The Portfolio Committee on Public Works on Tuesday resolved to withdraw the Expropriation Bill so that it can be reintroduced after the Joint Constitutional Review Committee finishes its work on expropriation of land without compensation.
"The committee has observed that the work of the Joint Constitutional Review Committee is now approaching a conclusion and the recommendations are soon to be made available once concluded before the end of September, which will lead to new parliamentary processes, including legislative processes, and new directions should become clearer before the end of 2018," reads a statement from committee chairperson Humphrey Mmemezi.
"The committee is aware that this process will lead to the minister of public works reintroducing a revised Expropriation Bill that will possibly include clauses that deal with expropriation of land without compensation.
"That bill will give more clarity on how South Africans should deal with the land question and the property issues that today still favour the minority at the expense of the majority of South Africans, in particular black people."
The committee believes rejecting this bill in its current form will assist and avoid running a parallel process while there is a committee of Parliament that is still busy with the possible [review] of section 25 of the Constitution.
"The committee is happy and hopes for a better piece of legislation that will include the inputs from South Africans across the country on the land and property question," Mmemezi said.
ANC welcomes withdrawal
The committee has adopted a report that recommends to the National Assembly that the current Expropriation Bill be rejected. Mmemezi believes that the National Assembly might deal with this matter as soon as next week.

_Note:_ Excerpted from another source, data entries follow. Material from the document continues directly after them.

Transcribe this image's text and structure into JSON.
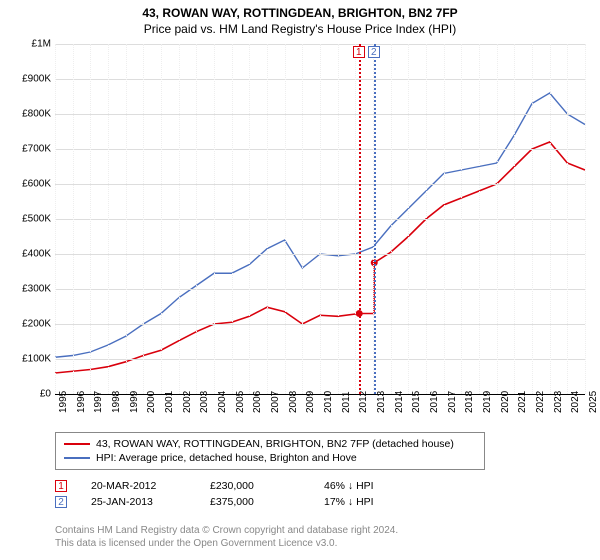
{
  "title1": "43, ROWAN WAY, ROTTINGDEAN, BRIGHTON, BN2 7FP",
  "title2": "Price paid vs. HM Land Registry's House Price Index (HPI)",
  "chart": {
    "type": "line",
    "background": "#ffffff",
    "grid_color": "#dddddd",
    "x_years": [
      1995,
      1996,
      1997,
      1998,
      1999,
      2000,
      2001,
      2002,
      2003,
      2004,
      2005,
      2006,
      2007,
      2008,
      2009,
      2010,
      2011,
      2012,
      2013,
      2014,
      2015,
      2016,
      2017,
      2018,
      2019,
      2020,
      2021,
      2022,
      2023,
      2024,
      2025
    ],
    "y_ticks": [
      0,
      100000,
      200000,
      300000,
      400000,
      500000,
      600000,
      700000,
      800000,
      900000,
      1000000
    ],
    "y_tick_labels": [
      "£0",
      "£100K",
      "£200K",
      "£300K",
      "£400K",
      "£500K",
      "£600K",
      "£700K",
      "£800K",
      "£900K",
      "£1M"
    ],
    "ylim": [
      0,
      1000000
    ],
    "xlim": [
      1995,
      2025
    ],
    "label_fontsize": 10,
    "series": [
      {
        "name": "price_paid",
        "label": "43, ROWAN WAY, ROTTINGDEAN, BRIGHTON, BN2 7FP (detached house)",
        "color": "#d9000c",
        "line_width": 1.6,
        "x": [
          1995,
          1996,
          1997,
          1998,
          1999,
          2000,
          2001,
          2002,
          2003,
          2004,
          2005,
          2006,
          2007,
          2008,
          2009,
          2010,
          2011,
          2012.22,
          2012.23,
          2013.06,
          2013.07,
          2014,
          2015,
          2016,
          2017,
          2018,
          2019,
          2020,
          2021,
          2022,
          2023,
          2024,
          2025
        ],
        "y": [
          60000,
          65000,
          70000,
          78000,
          92000,
          110000,
          125000,
          152000,
          178000,
          200000,
          205000,
          222000,
          248000,
          235000,
          200000,
          225000,
          222000,
          230000,
          230000,
          230000,
          375000,
          405000,
          450000,
          500000,
          540000,
          560000,
          580000,
          600000,
          650000,
          700000,
          720000,
          660000,
          640000
        ]
      },
      {
        "name": "hpi",
        "label": "HPI: Average price, detached house, Brighton and Hove",
        "color": "#4a6fbf",
        "line_width": 1.4,
        "x": [
          1995,
          1996,
          1997,
          1998,
          1999,
          2000,
          2001,
          2002,
          2003,
          2004,
          2005,
          2006,
          2007,
          2008,
          2009,
          2010,
          2011,
          2012,
          2013,
          2014,
          2015,
          2016,
          2017,
          2018,
          2019,
          2020,
          2021,
          2022,
          2023,
          2024,
          2025
        ],
        "y": [
          105000,
          110000,
          120000,
          140000,
          165000,
          200000,
          230000,
          275000,
          310000,
          345000,
          345000,
          370000,
          415000,
          440000,
          360000,
          400000,
          395000,
          400000,
          420000,
          480000,
          530000,
          580000,
          630000,
          640000,
          650000,
          660000,
          740000,
          830000,
          860000,
          800000,
          770000
        ]
      }
    ],
    "markers": [
      {
        "n": "1",
        "x_year": 2012.22,
        "color": "#d9000c"
      },
      {
        "n": "2",
        "x_year": 2013.07,
        "color": "#4a6fbf"
      }
    ],
    "sale_points": [
      {
        "x_year": 2012.22,
        "y": 230000,
        "color": "#d9000c"
      },
      {
        "x_year": 2013.07,
        "y": 375000,
        "color": "#d9000c"
      }
    ]
  },
  "legend": {
    "row1_color": "#d9000c",
    "row2_color": "#4a6fbf"
  },
  "sales": [
    {
      "n": "1",
      "box_color": "#d9000c",
      "date": "20-MAR-2012",
      "price": "£230,000",
      "delta": "46% ↓ HPI"
    },
    {
      "n": "2",
      "box_color": "#4a6fbf",
      "date": "25-JAN-2013",
      "price": "£375,000",
      "delta": "17% ↓ HPI"
    }
  ],
  "footer": {
    "line1": "Contains HM Land Registry data © Crown copyright and database right 2024.",
    "line2": "This data is licensed under the Open Government Licence v3.0."
  }
}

The ANC study group on public works welcomed the withdrawal.
"As the ANC, we reiterate our commitment to pursue the expropriation of land without compensation as one of the measures to ensure that land reform is implemented in a way that increases agricultural production, improves food security and ensures that the land is returned to those from whom it was taken under colonialism and apartheid," said the ANC whip in the committee, Freddie Adams, in a statement.
The bill had a fraught passage through Parliament. After it was adopted in 2016, then president Jacob Zuma had to refer it back to Parliament after questions were raised about the public participation process while the bill was before the National Council of Provinces.
The bill sought to bring expropriation in line with the Constitution. Current expropriation legislation dates back to the 1970s when John Vorster was still prime minister.